Diabetes control falling short among African Americans

October 01, 2001

Behavioral changes and improved preventive measures are required to rein in poorly controlled blood sugar and cholesterol in African Americans with diabetes, according to a study published in the October issue of the American Journal of Preventive Medicine.

Participants in the study had access to similar levels of diabetes care as shown in previous national studies, but levels of diabetes control and self-management behaviors were low, says lead author Edward W. Gregg, Ph.D., an epidemiologist with CDC's diabetes prevention and control program.

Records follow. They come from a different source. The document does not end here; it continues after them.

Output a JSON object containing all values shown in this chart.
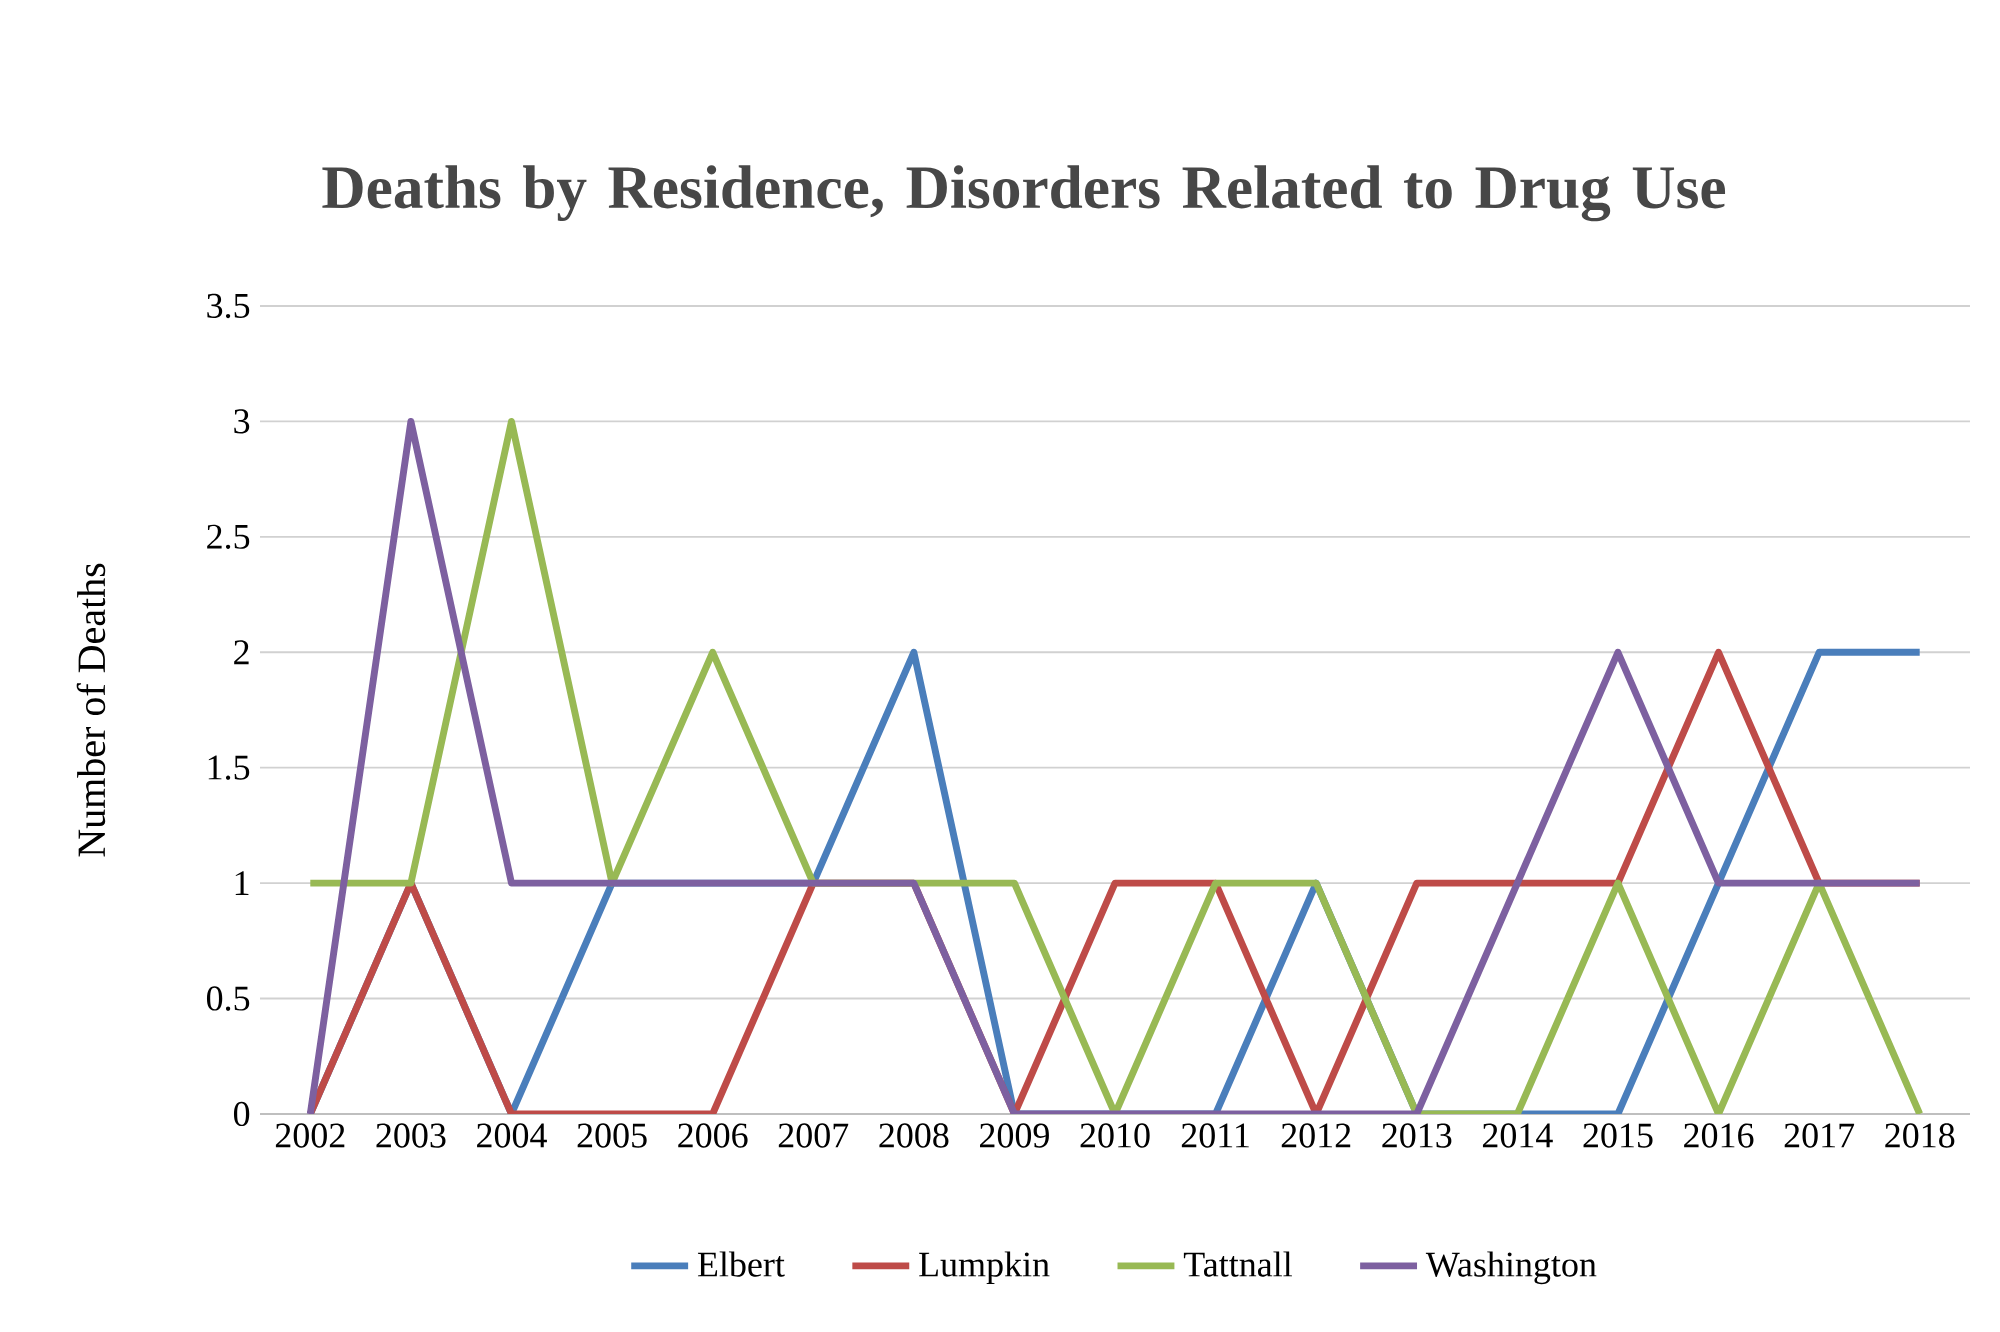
{
  "chart_data": {
    "type": "line",
    "title": "Deaths by Residence, Disorders Related to Drug Use",
    "ylabel": "Number of Deaths",
    "categories": [
      "2002",
      "2003",
      "2004",
      "2005",
      "2006",
      "2007",
      "2008",
      "2009",
      "2010",
      "2011",
      "2012",
      "2013",
      "2014",
      "2015",
      "2016",
      "2017",
      "2018"
    ],
    "series": [
      {
        "name": "Elbert",
        "color": "#4a7ebb",
        "values": [
          0,
          1,
          0,
          1,
          1,
          1,
          2,
          0,
          0,
          0,
          1,
          0,
          0,
          0,
          1,
          2,
          2
        ]
      },
      {
        "name": "Lumpkin",
        "color": "#be4b48",
        "values": [
          0,
          1,
          0,
          0,
          0,
          1,
          1,
          0,
          1,
          1,
          0,
          1,
          1,
          1,
          2,
          1,
          1
        ]
      },
      {
        "name": "Tattnall",
        "color": "#98b954",
        "values": [
          1,
          1,
          3,
          1,
          2,
          1,
          1,
          1,
          0,
          1,
          1,
          0,
          0,
          1,
          0,
          1,
          0
        ]
      },
      {
        "name": "Washington",
        "color": "#7d60a0",
        "values": [
          0,
          3,
          1,
          1,
          1,
          1,
          1,
          0,
          0,
          0,
          0,
          0,
          1,
          2,
          1,
          1,
          1
        ]
      }
    ],
    "ylim": [
      0,
      3.5
    ],
    "yticks": [
      0,
      0.5,
      1,
      1.5,
      2,
      2.5,
      3,
      3.5
    ],
    "grid": "y",
    "legend": "bottom",
    "marker": "none",
    "line_style": "solid"
  }
}
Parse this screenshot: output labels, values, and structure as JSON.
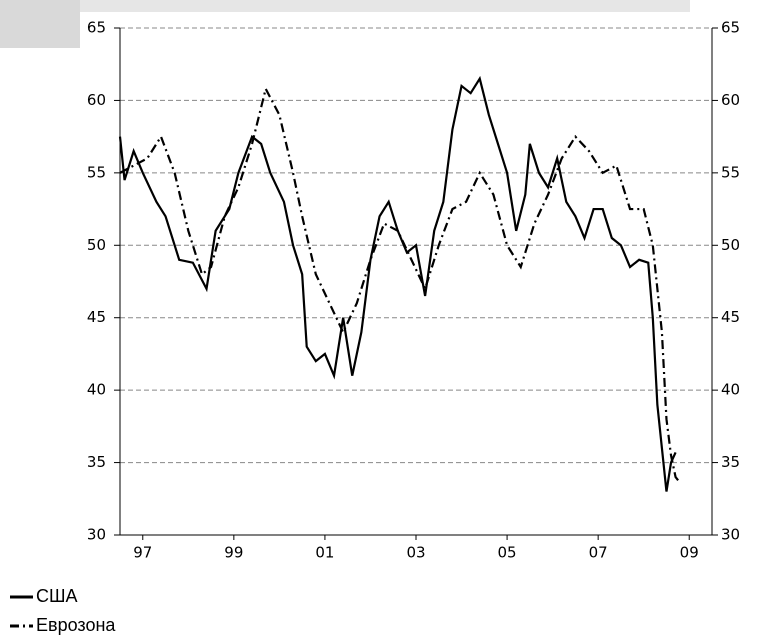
{
  "chart_data": {
    "type": "line",
    "series": [
      {
        "name": "США",
        "color": "#000000",
        "dash": "solid",
        "x": [
          1997.0,
          1997.1,
          1997.3,
          1997.5,
          1997.8,
          1998.0,
          1998.3,
          1998.6,
          1998.9,
          1999.1,
          1999.4,
          1999.6,
          1999.9,
          2000.1,
          2000.3,
          2000.6,
          2000.8,
          2001.0,
          2001.1,
          2001.3,
          2001.5,
          2001.7,
          2001.9,
          2002.1,
          2002.3,
          2002.5,
          2002.7,
          2002.9,
          2003.1,
          2003.3,
          2003.5,
          2003.7,
          2003.9,
          2004.1,
          2004.3,
          2004.5,
          2004.7,
          2004.9,
          2005.1,
          2005.3,
          2005.5,
          2005.7,
          2005.9,
          2006.0,
          2006.2,
          2006.4,
          2006.6,
          2006.8,
          2007.0,
          2007.2,
          2007.4,
          2007.6,
          2007.8,
          2008.0,
          2008.2,
          2008.4,
          2008.6,
          2008.7,
          2008.8,
          2008.9,
          2009.0,
          2009.1,
          2009.2
        ],
        "values": [
          57.5,
          54.5,
          56.5,
          55,
          53,
          52,
          49,
          48.8,
          47,
          51,
          52.5,
          55,
          57.5,
          57,
          55,
          53,
          50,
          48,
          43,
          42,
          42.5,
          41,
          45,
          41,
          44,
          49,
          52,
          53,
          51,
          49.5,
          50,
          46.5,
          51,
          53,
          58,
          61,
          60.5,
          61.5,
          59,
          57,
          55,
          51,
          53.5,
          57,
          55,
          54,
          56,
          53,
          52,
          50.5,
          52.5,
          52.5,
          50.5,
          50,
          48.5,
          49,
          48.8,
          45,
          39,
          36,
          33,
          35,
          35.7
        ]
      },
      {
        "name": "Еврозона",
        "color": "#000000",
        "dash": "dashed",
        "x": [
          1997.0,
          1997.3,
          1997.6,
          1997.9,
          1998.2,
          1998.5,
          1998.8,
          1999.0,
          1999.3,
          1999.6,
          1999.9,
          2000.2,
          2000.5,
          2000.8,
          2001.0,
          2001.3,
          2001.6,
          2001.9,
          2002.2,
          2002.5,
          2002.8,
          2003.1,
          2003.4,
          2003.7,
          2004.0,
          2004.3,
          2004.6,
          2004.9,
          2005.2,
          2005.5,
          2005.8,
          2006.1,
          2006.4,
          2006.7,
          2007.0,
          2007.3,
          2007.6,
          2007.9,
          2008.2,
          2008.5,
          2008.7,
          2008.9,
          2009.0,
          2009.1,
          2009.2,
          2009.3
        ],
        "values": [
          55,
          55.5,
          56,
          57.5,
          55,
          51,
          48,
          48.5,
          52,
          54,
          57,
          60.8,
          59,
          55,
          52,
          48,
          46,
          44,
          46,
          49,
          51.5,
          51,
          49,
          47,
          50,
          52.5,
          53,
          55,
          53.5,
          50,
          48.5,
          51.5,
          53.5,
          56,
          57.5,
          56.5,
          55,
          55.5,
          52.5,
          52.5,
          50,
          44,
          38,
          35.5,
          34,
          33.6
        ]
      }
    ],
    "xlim": [
      1997,
      2010
    ],
    "xticks": [
      {
        "value": 1997.5,
        "label": "97"
      },
      {
        "value": 1999.5,
        "label": "99"
      },
      {
        "value": 2001.5,
        "label": "01"
      },
      {
        "value": 2003.5,
        "label": "03"
      },
      {
        "value": 2005.5,
        "label": "05"
      },
      {
        "value": 2007.5,
        "label": "07"
      },
      {
        "value": 2009.5,
        "label": "09"
      }
    ],
    "ylim": [
      30,
      65
    ],
    "yticks": [
      30,
      35,
      40,
      45,
      50,
      55,
      60,
      65
    ],
    "y2lim": [
      30,
      65
    ],
    "y2ticks": [
      30,
      35,
      40,
      45,
      50,
      55,
      60,
      65
    ],
    "grid": true,
    "legend": "bottom-left"
  }
}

Poor control of blood sugar and cholesterol puts people with diabetes at increased risk for complications such as kidney, eye and heart disease as well as limb amputation.

"These findings indicate a need to understand barriers to achieving and implementing good glycemic and lipid control among African-Americans with diabetes," he says.

The study included 625 people from Raleigh and Greensboro. They averaged about 59 years old, and 65 percent were women. All were interviewed at home about their health habits and self-management activities. Some also gave a blood sample. Residents in the community had received self-management and diabetes education materials as well as health promotion counseling.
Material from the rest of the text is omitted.